There’s something comforting about an old friend who shows up every year, just the same as always, but with a new little gift in store. That friend is Pacific Northwest Ballet’s annual “Nutcracker,” gloriously designed in 1983 by Maurice Sendak and choreographed by Kent Stowell — and every year, no matter how many times you’ve already seen it (I’ve lost count, but am definitely in double digits), you’ll find something new.

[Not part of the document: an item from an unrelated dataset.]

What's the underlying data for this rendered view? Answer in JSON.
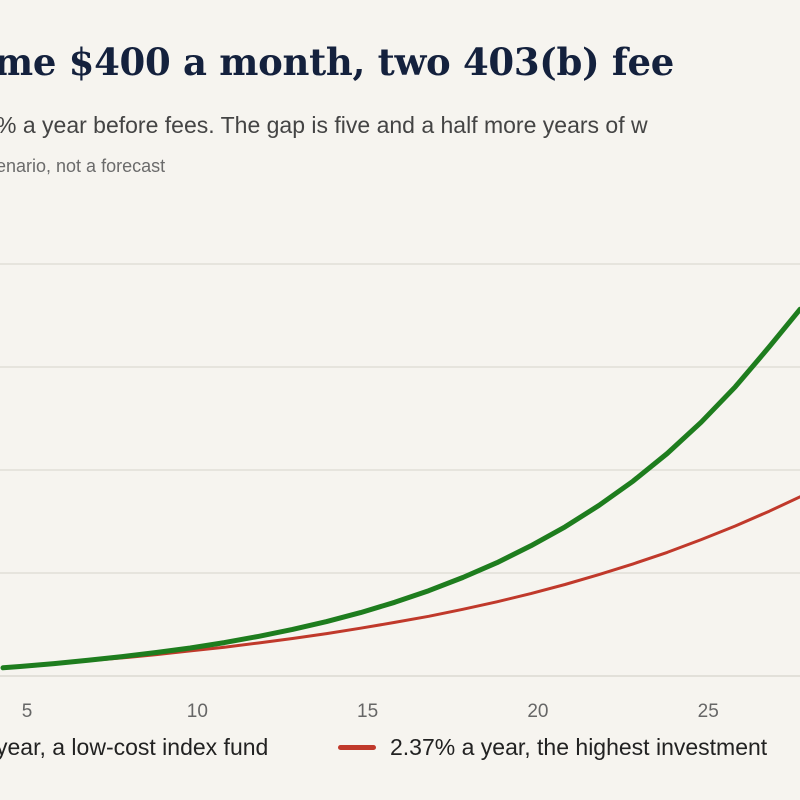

How did it escape my notice, all these years, that grown-up Clara’s costume in Act II is the same as that of the Ballerina Doll in the party scene, at which little Clara gazes so longingly? It’s beautifully logical — we are, after all, in little Clara’s dream — but easy to miss. Why did I never before see that the chandelier in the Stahlbaum drawing room has a mouse dangling from it, holding a Cupid’s arrow? And why does the snow scene, with its sparkling flakes and quietly glowing field of white, seem more beautiful every year?

You don’t go to “Nutcracker” to be dazzled with novelty, but to be charmed by the familiar — by the delicious Tchaikovsky score (played by an orchestra that, as you’ll see from an intermission peek into the pit, gets into the holiday spirit by festooning itself with colored lights), by the whimsical detail and cotton-candy colors of the costumes and sets, and by the way PNB’s dancers, young and old, make it all look easy. On opening night, Kaori Nakamura and Jonathan Porretta, smiling as if in a happy dream, made a picture-perfect Clara and her Nutcracker Prince; making something sweetly intimate of their final pas de deux in delicate moonlight. Carrie Imler led the Waltz of the Flowers as if dancing on rose petals; Leah O’Connor tremulously brooded as a soulful Peacock. All have no doubt danced these roles countless times; all made them look new.

But the real reason to attend “Nutcracker” is the kids, both onstage and off. Dozens of children from the PNB School performed their roles with precision and delight, from the calmly elegant Mimi Jurion as young Clara to the two smallest Baby Mice, happily skipping. In the lobby, little girls in velvet whirled and leapt to music in their heads — you could almost see their dresses transformed into glittering tutus. “Nutcracker” brings that kind of snowflakes-and-sugarplums magic; just try to resist it.